Friday, February 19, 2016
The Game Needs to Change—We Need to Put the Civil Back into Civil Society
I am deeply tired of the "who can be uglier" race that we currently have going on in both parties. On the Republican side, it is the candidates themselves that have tried to prove that they are MORE racist, sexist, homophobic, xenophobic, and greedy than the next guy. On the Democratic side, we have the spectacle of the candidates being relatively cordial and actually talking about (to be honest, rather minor) differences of opinion while their partisans on social media bend over backwards to be the most offensive, outrageous, hate mongers and conspiracy theorists, outdoing the Republican machine in their trashing of the other's candidate. It's like the idiotic anger and elation at a mindless and meaningless sporting event except, in this game, the opponent is, obviously, the Devil incarnate.
This election is serious, perhaps the most serious in my experience with politics, and I remember the Eisenhower/Stevenson contest in 1956. The first time that I was eligible to vote for Governor was 1970, and I voted against Ronald Reagan.
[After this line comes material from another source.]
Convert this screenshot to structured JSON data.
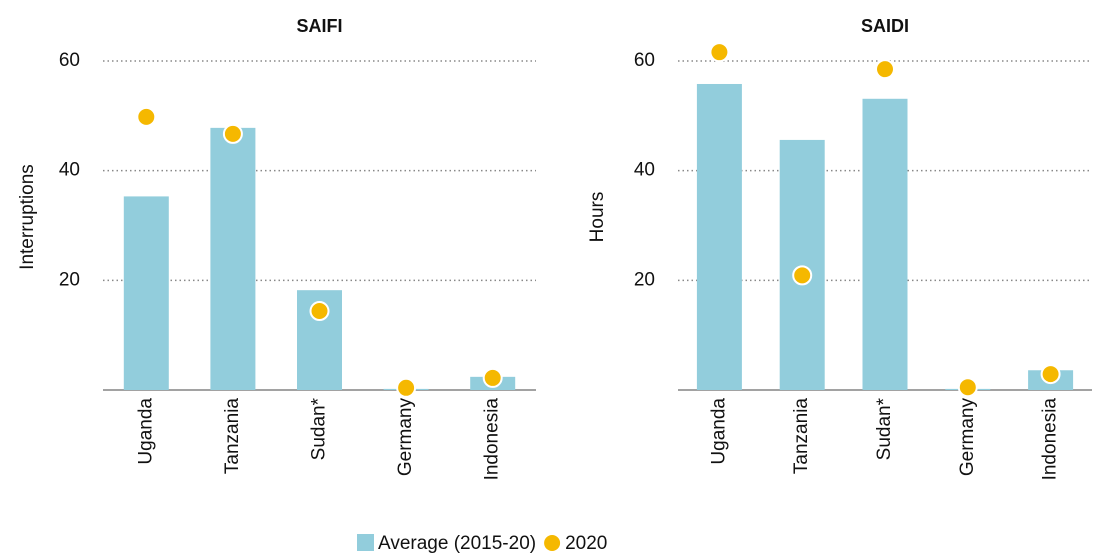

I have voted in every election since then. I have also watched the intentional dumbing down and incivility of the electoral process since the Republicans lost so badly with Goldwater in 1964. The rhetoric of Nixon but especially Agnew took the discussion to a new level of vitriol. Reagan continued the all out assault on "liberals," but it was the election of Bill Clinton that ushered in the new era of Conservative talk radio and, with the deregulation and consolidation of media, the advent of NEWSCorp, FOX News, Clear Channel, and and the no-holds barred, partisan, mischaracterization, distortion, and outright lying that has simply come to be accepted as spin. The media, including social media, has been not merely complicit but instrumental in this negative transformation. Just like Scalia's court decision about innocence, the actual truth is completely irrelevant. The news no longer presents actual perspective or context. They don't even try to find and present the truth. They merely offer a "he said/he said" paraphrased report or 3-seconds of edited footage with whichever slant their corporate masters have demanded.
Unfortunately, most people have not demanded better; instead, we have bought into their game. We do not find ourselves talking about what really matters and our vison of what this country should be or how we might get there. We simply post ridiculous graphics with false quotes and sarcastic gibes to make the other side look foolish or corrupt and then gleefully attack the other side for their obvious ignorance, stupidity or evil.
I posit the following. I don't care if you are for Sanders, Clinton, Warren or Obama, Trump, Cruz, Kasich or Paul. The only way that we will ever crawl out of the miasmic mire in which we have sunk ourselves is to begin to actually think deeply, discuss civilly, and listen carefully—repeating the process indefinitely—until the fog of corrupt corporate control has lifted, and we can return to the business of creating a civil civil society (This is not a mistaken repetition—"civil" needs to be at the heart of a progressive civilization).